The digital economy is becoming a vital component of a country’s GDP contribution, with markets such as consumer telecom consumption, e-commerce and online advertising capable of significantly driving economic growth. States are recognising this by incentivising and supporting localised telecom segments, from grassroots entrepreneurial levels to consumer-focused subsidies. According to research by the European Parliament, digital technologies accounted for over 21.0% of GDP growth among the world’s developed countries over 2008-2013, with Europe’s digital economy set to expand seven times the speed of overall EU GDP from 2014 to 2020. Increasingly, digitalisation is becoming an essential pillar of economic productivity and growth.
Providing early-round financing to local start-ups can help build a digital segment from the ground up, attract eventual FDI inflows and generally improve the domestic business environment. For example, in April 2014 Singapore selected six start-ups to each receive $7.9 million in taxpayer money through the country’s Early Stage Venture Fund.
States are also targeting specific technologies which they believe can increase a country’s competitiveness and solve long-term challenges. For example, Climate-KIC is a European Commission-funded programme that supports environment-focused tech start-ups at universities through specialised incubators. Exporting cleantech know-how is becoming big businesses as large emerging economies focus on lowering carbon emissions.
The EU, which has undergone a period of economic stagnation since 2008, is implementing expansive telecom reforms in an attempt to kick-start more dynamic GDP expansion across the region. The European Council has named the dropping of mobile roaming charges by 2015 and high-speed broadband access for most of the region’s homes by 2018 as some of its key policy goals.

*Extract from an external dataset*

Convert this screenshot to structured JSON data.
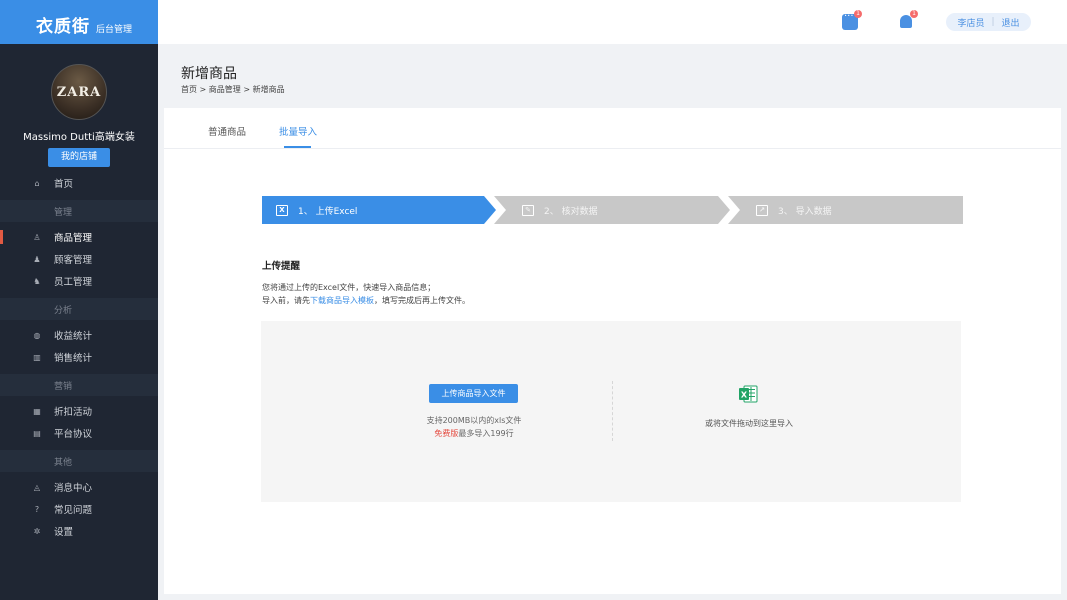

However, some countries are actively taking strategies that can potentially undermine digital development and damage technological innovation over the long term. Turkey, for example, pushed through parliament a number of draconian Internet censorship laws in early 2014, which is likely to limit opportunities for local start-ups and hinder investments into the sector. Turkey is already a regional telecoms laggard, holding some of the weakest mobile and fixed Internet penetration rates in Europe.
Nonetheless, as governments invest more in their digital landscape, the outlook of the digital world is continuing to diversify, as more states challenge the innovation and online productivity of traditionally dominant technology hubs such as Japan and the USA. Emerging economies such as China, Israel, Brazil and Russia are increasingly major digital hotspots within their regions.